Lundi 4 août 2008
... non pas qu'il demeurent béants si longtemps, mais ils se referment si vite ! (Gombrowicz)

« Quel sorte d’homme était Wakefield ? […] De tous les maris, il avait des chances d’être le plus constant, à cause de certaine léthargie qui conservait toujours et partout son cœur au calme. Il aimait à penser, mais sans beaucoup d’énergie active ; son esprit s’absorbait dans de longues rêveries paresseuses qui ne tendaient vers aucun but, ou n’avaient la force d’en atteindre aucun ; ses pensées n’avaient que rarement la force de s’emparer de mots.

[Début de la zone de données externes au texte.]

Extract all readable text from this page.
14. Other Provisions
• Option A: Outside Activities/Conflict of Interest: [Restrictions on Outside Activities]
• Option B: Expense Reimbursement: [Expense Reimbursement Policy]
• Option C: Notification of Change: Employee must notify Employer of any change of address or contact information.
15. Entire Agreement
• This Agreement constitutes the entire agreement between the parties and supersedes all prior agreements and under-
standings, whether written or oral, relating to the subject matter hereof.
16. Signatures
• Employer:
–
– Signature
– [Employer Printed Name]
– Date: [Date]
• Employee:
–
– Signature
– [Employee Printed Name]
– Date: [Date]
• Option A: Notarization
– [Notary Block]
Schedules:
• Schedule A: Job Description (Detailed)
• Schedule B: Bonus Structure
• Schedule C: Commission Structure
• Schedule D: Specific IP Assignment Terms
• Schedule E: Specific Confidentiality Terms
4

Avec son cœur froid, ni dépravé ni volage cependant, et son esprit que nulle idée originale jamais ne déroutait, qui aurait pu se douter que notre ami tiendrait le premier rang parmi les excentriques ? […] Sans jamais avoir analysé son caractère, son épouse pressentait qu’un égoïsme silencieux avait laissé sa trace de rouille sur cet esprit oisif, une singulière vanité qui était son attribut le plus fâcheux, un penchant pour la ruse, qui n’avait guère eu d’effet plus prononcé que la dissimulation de secrets sans importance et qui ne valaient guère d’être révélés, et enfin, de temps à autre, ce qu’elle appelait un soupçon d’étrangeté chez son brave homme de mari. […] Il nous a laissé matière pour une réflexion, qui saura couler un peu de sa sagesse en une morale à forme humaine. Sous l’apparence de confusion de notre monde mystérieux, les individus sont si bien ajustés à un système, les systèmes les uns aux autres, et le tout ensemble, qu’à s’écarter un seul instant du chemin qui lui est tracé, un homme court le risque terrible de perdre sa place à jamais. Il se pourrait bien qu’il devienne, pareil à Wakefield, le Banni de l’Univers. »


Nathaniel Hawthorne, Wakefield,  dans Contes et récits, Actes Sud Babel.